CVE-2025-0442: 
vulnerability analysis and mitigation

A vulnerability identified as CVE-2025-0442 was discovered in Google Chrome's Payments feature prior to version 132.0.6834.83. The vulnerability allows a remote attacker to perform UI spoofing via a crafted HTML page when a user is convinced to engage in specific UI gestures. The issue was reported by Ahmed ElMasry on November 8, 2023 (Chrome Release).

The vulnerability stems from an inappropriate implementation in the Payments system of Google Chrome. It has been assigned a CVSS v3.1 Base Score of 6.5 (Medium) with the vector string CVSS:3.1/AV:N/AC:L/PR:N/UI:R/S:U/C:N/I:H/A:N. The vulnerability is classified under CWE-290 (Authentication Bypass by Spoofing) (NVD, Palo Alto).

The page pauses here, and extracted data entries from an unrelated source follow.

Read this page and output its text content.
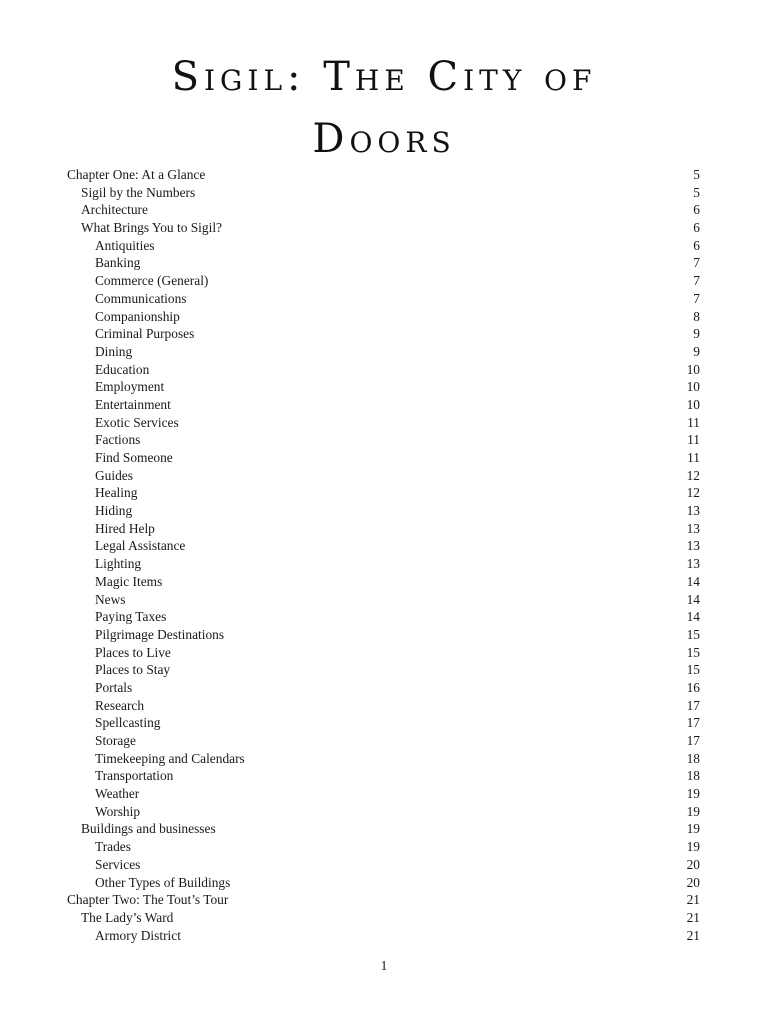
Sigil: The City of
Doors
Chapter One: At a Glance	5
Sigil by the Numbers	5
Architecture	6
What Brings You to Sigil?	6
Antiquities	6
Banking	7
Commerce (General)	7
Communications	7
Companionship	8
Criminal Purposes	9
Dining	9
Education	10
Employment	10
Entertainment	10
Exotic Services	11
Factions	11
Find Someone	11
Guides	12
Healing	12
Hiding	13
Hired Help	13
Legal Assistance	13
Lighting	13
Magic Items	14
News	14
Paying Taxes	14
Pilgrimage Destinations	15
Places to Live	15
Places to Stay	15
Portals	16
Research	17
Spellcasting	17
Storage	17
Timekeeping and Calendars	18
Transportation	18
Weather	19
Worship	19
Buildings and businesses	19
Trades	19
Services	20
Other Types of Buildings	20
Chapter Two: The Tout’s Tour	21
The Lady’s Ward	21
Armory District	21
1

The vulnerability allows attackers to perform UI spoofing attacks that could lead to the theft of sensitive payment information, including shipping addresses, email addresses, and telephone numbers stored in Chrome's payment system (Chrome Issue).

The vulnerability has been patched in Chrome version 132.0.6834.83. The fix involves closing the PaymentRequest UI when picture-in-picture occludes it, preventing potential UI spoofing attacks. Users are advised to update to this version or later (Chrome Release).